The Terms of the Deal

The team is currently raising $3M at a $15M valuation cap, effectively saying if the deal converts, will be providing a 20% stake in the company during this round of financing.Though the team only cleared a little over $400K in revenue last year, the team has shown an ability to grow revenues this year, and are still on pace to hit between $2 and $3M in revenue.


At that rate, the team is providing a valuation at 5-8 times revenue with a torrid pace of user growth and signs that they can monetize those users too. With the valuations you have seen for other companies in the content / user space, the valuation seems reasonable enough to provide investor upside moving forward.

Next Section: Rating

Rating is a Deal To Watch, which we reserve for the top 10-20% of all deals. It is not a Top Deal for the concern around continued capital burning and a potential of not being able to keep customer acquisition cost all that low moving forward in order to accelerate user growth.

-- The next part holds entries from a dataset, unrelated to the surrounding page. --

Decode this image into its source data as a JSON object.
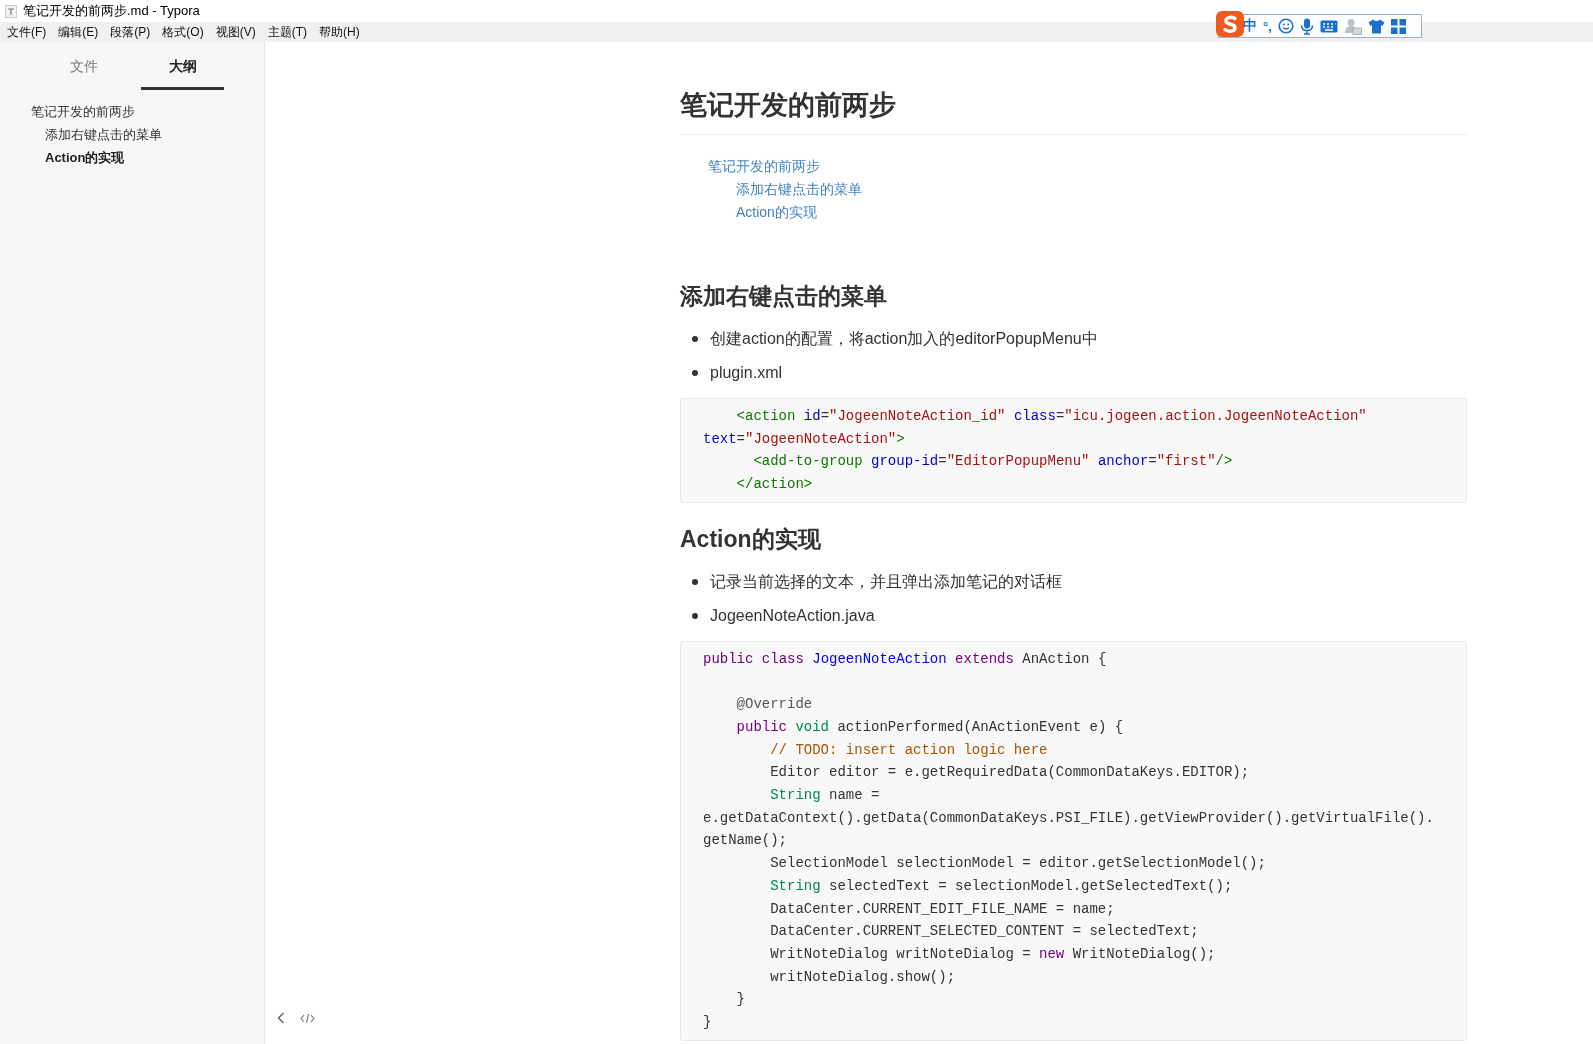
{
  "window": {
    "title": "笔记开发的前两步.md - Typora"
  },
  "menu": [
    "文件(F)",
    "编辑(E)",
    "段落(P)",
    "格式(O)",
    "视图(V)",
    "主题(T)",
    "帮助(H)"
  ],
  "ime_toolbar": {
    "mode": "中",
    "punctuation": "°,"
  },
  "sidebar": {
    "tabs": [
      {
        "label": "文件",
        "selected": false
      },
      {
        "label": "大纲",
        "selected": true
      }
    ],
    "outline": [
      {
        "label": "笔记开发的前两步",
        "selected": false,
        "children": [
          {
            "label": "添加右键点击的菜单",
            "selected": false
          },
          {
            "label": "Action的实现",
            "selected": true
          }
        ]
      }
    ]
  },
  "document": {
    "title": "笔记开发的前两步",
    "toc": [
      {
        "label": "笔记开发的前两步",
        "children": [
          {
            "label": "添加右键点击的菜单"
          },
          {
            "label": "Action的实现"
          }
        ]
      }
    ],
    "sections": [
      {
        "heading": "添加右键点击的菜单",
        "bullets": [
          "创建action的配置，将action加入的editorPopupMenu中",
          "plugin.xml"
        ],
        "code": [
          {
            "tokens": [
              {
                "t": "    <action",
                "kind": "tag"
              },
              {
                "t": " id",
                "kind": "attr"
              },
              {
                "t": "="
              },
              {
                "t": "\"JogeenNoteAction_id\"",
                "kind": "string"
              },
              {
                "t": " class",
                "kind": "attr"
              },
              {
                "t": "="
              },
              {
                "t": "\"icu.jogeen.action.JogeenNoteAction\"",
                "kind": "string"
              }
            ]
          },
          {
            "tokens": [
              {
                "t": "text",
                "kind": "attr"
              },
              {
                "t": "="
              },
              {
                "t": "\"JogeenNoteAction\"",
                "kind": "string"
              },
              {
                "t": ">",
                "kind": "tag"
              }
            ]
          },
          {
            "tokens": [
              {
                "t": "      <add-to-group",
                "kind": "tag"
              },
              {
                "t": " group-id",
                "kind": "attr"
              },
              {
                "t": "="
              },
              {
                "t": "\"EditorPopupMenu\"",
                "kind": "string"
              },
              {
                "t": " anchor",
                "kind": "attr"
              },
              {
                "t": "="
              },
              {
                "t": "\"first\"",
                "kind": "string"
              },
              {
                "t": "/>",
                "kind": "tag"
              }
            ]
          },
          {
            "tokens": [
              {
                "t": "    </action>",
                "kind": "tag"
              }
            ]
          }
        ]
      },
      {
        "heading": "Action的实现",
        "bullets": [
          "记录当前选择的文本，并且弹出添加笔记的对话框",
          "JogeenNoteAction.java"
        ],
        "code": [
          {
            "tokens": [
              {
                "t": "public",
                "kind": "keyword"
              },
              {
                "t": " class",
                "kind": "keyword"
              },
              {
                "t": " JogeenNoteAction",
                "kind": "def"
              },
              {
                "t": " extends",
                "kind": "keyword"
              },
              {
                "t": " AnAction {"
              }
            ]
          },
          {
            "kind": "blank"
          },
          {
            "tokens": [
              {
                "t": "    @Override",
                "kind": "meta"
              }
            ]
          },
          {
            "tokens": [
              {
                "t": "    public",
                "kind": "keyword"
              },
              {
                "t": " void",
                "kind": "type"
              },
              {
                "t": " actionPerformed(AnActionEvent e) {"
              }
            ]
          },
          {
            "tokens": [
              {
                "t": "        // TODO: insert action logic here",
                "kind": "comment"
              }
            ]
          },
          {
            "tokens": [
              {
                "t": "        Editor editor = e.getRequiredData(CommonDataKeys.EDITOR);"
              }
            ]
          },
          {
            "tokens": [
              {
                "t": "        String",
                "kind": "type"
              },
              {
                "t": " name ="
              }
            ]
          },
          {
            "tokens": [
              {
                "t": "e.getDataContext().getData(CommonDataKeys.PSI_FILE).getViewProvider().getVirtualFile()."
              }
            ]
          },
          {
            "tokens": [
              {
                "t": "getName();"
              }
            ]
          },
          {
            "tokens": [
              {
                "t": "        SelectionModel selectionModel = editor.getSelectionModel();"
              }
            ]
          },
          {
            "tokens": [
              {
                "t": "        String",
                "kind": "type"
              },
              {
                "t": " selectedText = selectionModel.getSelectedText();"
              }
            ]
          },
          {
            "tokens": [
              {
                "t": "        DataCenter.CURRENT_EDIT_FILE_NAME = name;"
              }
            ]
          },
          {
            "tokens": [
              {
                "t": "        DataCenter.CURRENT_SELECTED_CONTENT = selectedText;"
              }
            ]
          },
          {
            "tokens": [
              {
                "t": "        WritNoteDialog writNoteDialog = "
              },
              {
                "t": "new",
                "kind": "keyword"
              },
              {
                "t": " WritNoteDialog();"
              }
            ]
          },
          {
            "tokens": [
              {
                "t": "        writNoteDialog.show();"
              }
            ]
          },
          {
            "tokens": [
              {
                "t": "    }"
              }
            ]
          },
          {
            "tokens": [
              {
                "t": "}"
              }
            ]
          }
        ]
      }
    ]
  }
}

Nonetheless, I think this is a wise investment for the right investor who understands the value of user networks, and investing in an experienced team that is showing the capability of building a product that has significant demand as well as a monetization model that can become really interesting with a multi-million person user base.


If we see an acquisition of $250 to $500M for this business to one of the social media giants, I think that would be a terrific win for investors.